Tokenizing 2,834 training samples...
  Tokenized 0 samples.
  Tokenized 600 samples.
  Tokenized 1,200 samples.
  Tokenized 1,800 samples.
  Tokenized 2,400 samples.
DONE.
     2,834 samples

Sort by length

정렬되지 않은 원래 순서대로 sample의 길이를 살펴보겠습니다. 아래 plot은 샘플 길이가 크게 다르고 정렬되지 않았음을 확인합니다.

unsorted_lengths = [len(x) for x in input_ids]
import matplotlib.pyplot as plt
import seaborn as sns

sns.set(style='darkgrid')

sns.set(font_scale=1.5)
plt.rcParams["figure.figsize"] = (12,6)

plt.scatter(range(0, len(unsorted_lengths)), unsorted_lengths, marker="|")
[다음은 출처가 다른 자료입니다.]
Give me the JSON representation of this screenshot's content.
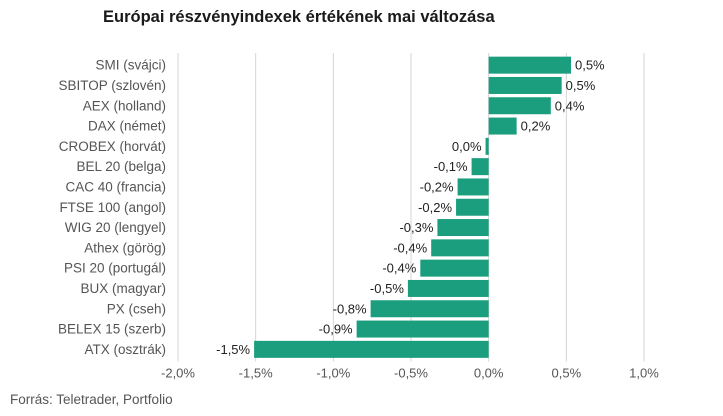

plt.xlabel('Sample Number')
plt.ylabel('Sequence Length')
plt.title('Samples BEFORE Sorting')

plt.show()

png

이제 동일한(또는, 적어도 유사한) 길이의 batch를 생성하고 동일한 plot을 다시 생성할 수 있도록 길이별로 sample을 정렬합니다.

sorted_input_ids = sorted(zip(input_ids, train_targets), key=lambda x: len(x[0]))
print('Shortest sample:', len(sorted_input_ids[0][0]))
print('Longest sample:', len(sorted_input_ids[-1][0]))
sorted_lengths = [len(s[0]) for s in sorted_input_ids]

Shortest sample: 157
Longest sample: 322

import matplotlib.pyplot as plt
import seaborn as sns

# Use plot styling from seaborn.
sns.set(style='darkgrid')

# Increase the plot size and font size.
sns.set(font_scale=1.5)
plt.rcParams["figure.figsize"] = (12,6)

plt.plot(range(0, len(sorted_lengths)), sorted_lengths)

plt.xlabel('Sample Number')
plt.ylabel('Sequence Length')
plt.title('Samples after Sorting')

plt.show()

png

Random Batch Selection

이제 batch를 선택할 준비가 되었습니다. batch를 순서대로 나누지 않고 선택 항목에 어느 정도 randomness를 추가합니다.

process는 다음과 같습니다:

(sorted) sample list에서 임의의 시작점을 선택합니다.
해당 지점에서 시작하여 인접한 batch of samples를 가져옵니다.
list에서 해당 sample을 삭제하고 모든 sample을 가져올 때까지 반복합니다.

이로 인해 list 일부가 fragmentation될 것이며, 이는 batch를 정렬된 순서로 분할하는 것만큼 효율적이지 않을 것입니다.

batch_size = 24
import random

batch_ordered_sentences = []
batch_ordered_labels = []

print('Creating training batches of size {:}'.format(batch_size))

while len(sorted_input_ids) > 0:  
    if ((len(batch_ordered_sentences) % 50) == 0):
        print('  Selected {:,} batches.'.format(len(batch_ordered_sentences)))

    to_take = min(batch_size, len(sorted_input_ids))
    select = random.randint(0, len(sorted_input_ids) - to_take)
    batch = sorted_input_ids[select:(select + to_take)]
    batch_ordered_sentences.append([s[0] for s in batch])
    batch_ordered_labels.append([s[1] for s in batch])
    del sorted_input_ids[select:select + to_take]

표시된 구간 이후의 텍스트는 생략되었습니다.